Là encore, alors que les députés baratinent les patrons de ce pays chaque fois qu'ils le peuvent en leur expliquant que la décision unilatérale, c'est pas bien, que le dialogue social, c'est mieux (on fait même des ordonnances sur ce sujet), les parlementaires trouvent très bien de pratiquer, pour ce qui les concerne, et conformément à une tradition ancrée, la mesure autoritaire. 

On imagine tous que cela s'appelle donner l'exemple. 

Un dispositif contestable

On comprend pour quelle raison les députés ont consenti à cet accord: celui-ci consiste en réalité en un échange entre la mise en place de forfaits en jour, qui permettent d'encadrer, pour les parlementaires adhérents, des années de 208 jours de travail pour les collaborateurs, sans réel décompte des heures (même s'il en existe un assez formel), et la mise en place d'une indemnité de licenciement.
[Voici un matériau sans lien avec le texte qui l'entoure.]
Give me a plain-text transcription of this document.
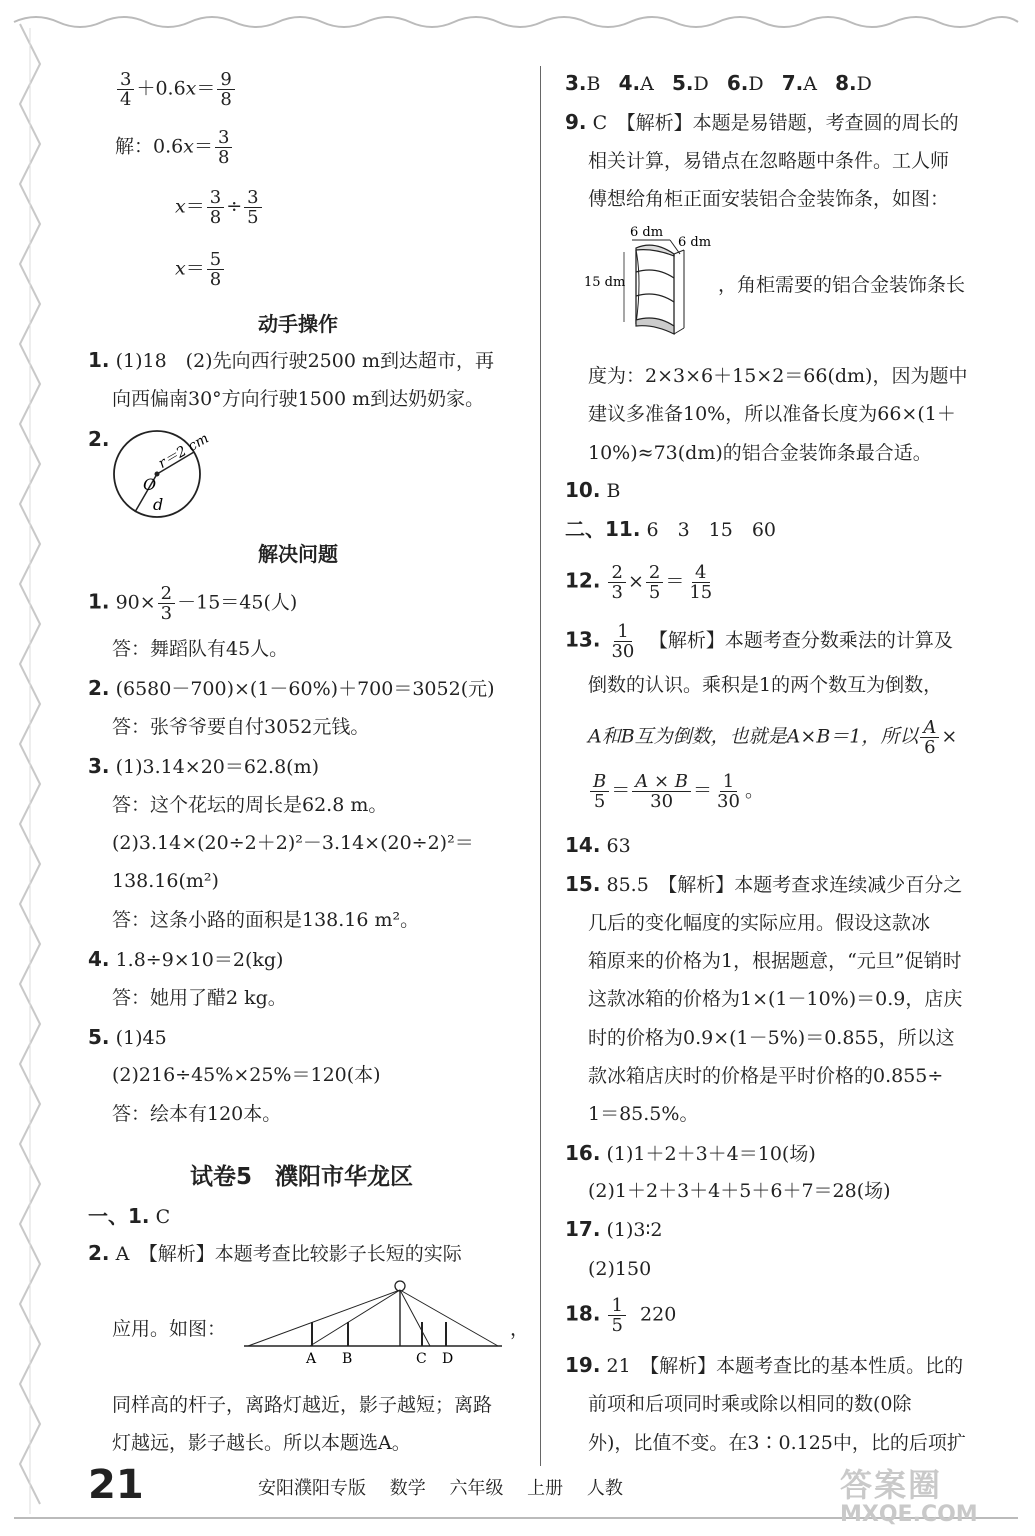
$\frac{3}{4} +0.6x= \frac{9}{8}$
解：$0.6x= \frac{3}{8}$
$x= \frac{3}{8} \div \frac{3}{5}$
$x= \frac{5}{8}$
动手操作
1. (1)18　(2)先向西行驶2500 m到达超市，再
向西偏南30°方向行驶1500 m到达奶奶家。
2.	r＝2 cm
O
d
解决问题
1. $90\times \frac{2}{3} -15=45$(人)
答：舞蹈队有45人。
2. (6580－700)×(1－60%)＋700＝3052(元)
答：张爷爷要自付3052元钱。
3. (1)3.14×20＝62.8(m)
答：这个花坛的周长是62.8 m。
(2)3.14×(20÷2＋2)²－3.14×(20÷2)²＝
138.16(m²)
答：这条小路的面积是138.16 m²。
4. 1.8÷9×10＝2(kg)
答：她用了醋2 kg。
5. (1)45
(2)216÷45%×25%＝120(本)
答：绘本有120本。
试卷5　濮阳市华龙区
一、1. C
2. A　【解析】本题考查比较影子长短的实际
应用。如图：
A B	C D
，
同样高的杆子，离路灯越近，影子越短；离路
灯越远，影子越长。所以本题选A。
3.B 4.A 5.D 6.D 7.A 8.D
9. C　【解析】本题是易错题，考查圆的周长的
相关计算，易错点在忽略题中条件。工人师
傅想给角柜正面安装铝合金装饰条，如图：
6 dm
6 dm
15 dm	，角柜需要的铝合金装饰条长
度为：2×3×6＋15×2＝66(dm)，因为题中
建议多准备10%，所以准备长度为66×(1＋
10%)≈73(dm)的铝合金装饰条最合适。
10. B
二、11. 6　3　15　60
12. $\frac{2}{3} \times \frac{2}{5} = \frac{4}{15}$
13. $\frac{1}{30}$ 　【解析】本题考查分数乘法的计算及
倒数的认识。乘积是1的两个数互为倒数，
A和B互为倒数，也就是A×B＝1，所以 $\frac{A}{6}$ ×
$\frac{B}{5} = \frac{A \times B}{30} = \frac{1}{30}$ 。
14. 63
15. 85.5　【解析】本题考查求连续减少百分之
几后的变化幅度的实际应用。假设这款冰
箱原来的价格为1，根据题意，“元旦”促销时
这款冰箱的价格为1×(1－10%)＝0.9，店庆
时的价格为0.9×(1－5%)＝0.855，所以这
款冰箱店庆时的价格是平时价格的0.855÷
1＝85.5%。
16. (1)1＋2＋3＋4＝10(场)
(2)1＋2＋3＋4＋5＋6＋7＝28(场)
17. (1)3∶2
(2)150
18. $\frac{1}{5} 220$
19. 21　【解析】本题考查比的基本性质。比的
前项和后项同时乘或除以相同的数(0除
外)，比值不变。在3∶0.125中，比的后项扩
21	安阳濮阳专版 数学 六年级 上册 人教	答案圈
MXQE.COM
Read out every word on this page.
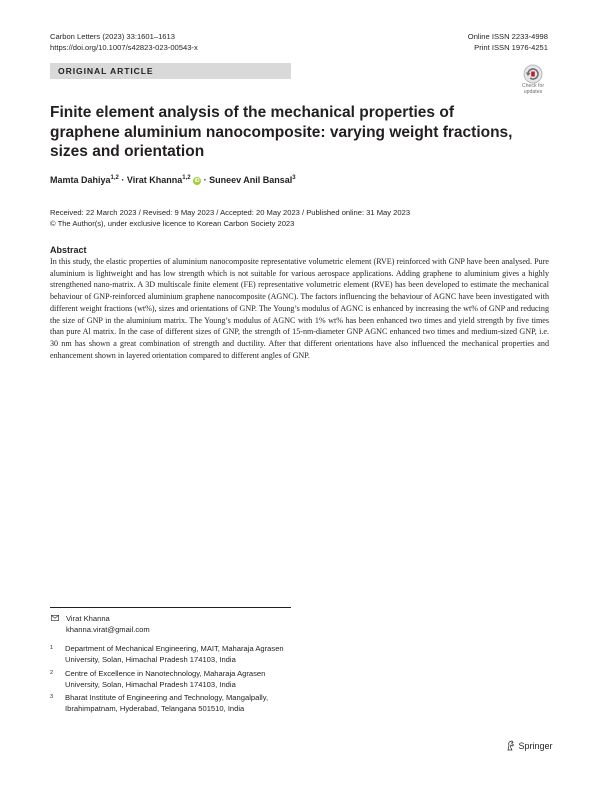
Carbon Letters (2023) 33:1601–1613
https://doi.org/10.1007/s42823-023-00543-x
Online ISSN 2233-4998
Print ISSN 1976-4251
ORIGINAL ARTICLE
Check for
updates
Finite element analysis of the mechanical properties of graphene aluminium nanocomposite: varying weight fractions, sizes and orientation
Mamta Dahiya$^{1,2}$ · Virat Khanna$^{1,2}$ iD · Suneev Anil Bansal$^3$
Received: 22 March 2023 / Revised: 9 May 2023 / Accepted: 20 May 2023 / Published online: 31 May 2023
© The Author(s), under exclusive licence to Korean Carbon Society 2023
Abstract
In this study, the elastic properties of aluminium nanocomposite representative volumetric element (RVE) reinforced with GNP have been analysed. Pure aluminium is lightweight and has low strength which is not suitable for various aerospace applications. Adding graphene to aluminium gives a highly strengthened nano-matrix. A 3D multiscale finite element (FE) representative volumetric element (RVE) has been developed to estimate the mechanical behaviour of GNP-reinforced aluminium graphene nanocomposite (AGNC). The factors influencing the behaviour of AGNC have been investigated with different weight fractions (wt%), sizes and orientations of GNP. The Young’s modulus of AGNC is enhanced by increasing the wt% of GNP and reducing the size of GNP in the aluminium matrix. The Young’s modulus of AGNC with 1% wt% has been enhanced two times and yield strength by five times than pure Al matrix. In the case of different sizes of GNP, the strength of 15-nm-diameter GNP AGNC enhanced two times and medium-sized GNP, i.e. 30 nm has shown a great combination of strength and ductility. After that different orientations have also influenced the mechanical properties and enhancement shown in layered orientation compared to different angles of GNP.
Virat Khanna
khanna.virat@gmail.com
1 Department of Mechanical Engineering, MAIT, Maharaja Agrasen University, Solan, Himachal Pradesh 174103, India
2 Centre of Excellence in Nanotechnology, Maharaja Agrasen University, Solan, Himachal Pradesh 174103, India
3 Bharat Institute of Engineering and Technology, Mangalpally, Ibrahimpatnam, Hyderabad, Telangana 501510, India
Springer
On ne reviendra pas ici sur la légalité du motif de licenciement inventé par l'accord. En ce sens, celui-ci préfigure les ordonnances Macron: il définit des motifs de licenciement spécifiques à une branche. Ce sujet en lui seul mérite un article distinct. 

On se demande juste quelle est la validité juridique d'une branche qui se limite à une association bien hasardeuse de parlementaires employeurs, dont la seule vocation est de couvrir la légalité de quelques formules en forfaits jours. 

Il est en tout cas évident que personne ne tolérerait qu'un groupe d'employeurs constitue une association pour négocier en catimini un accord minoritaire qui sert surtout à régulariser des pratiques favorables aux employeurs. Aucune branche ne pratique de cette façon en France, sauf celle de l'Assemblée Nationale.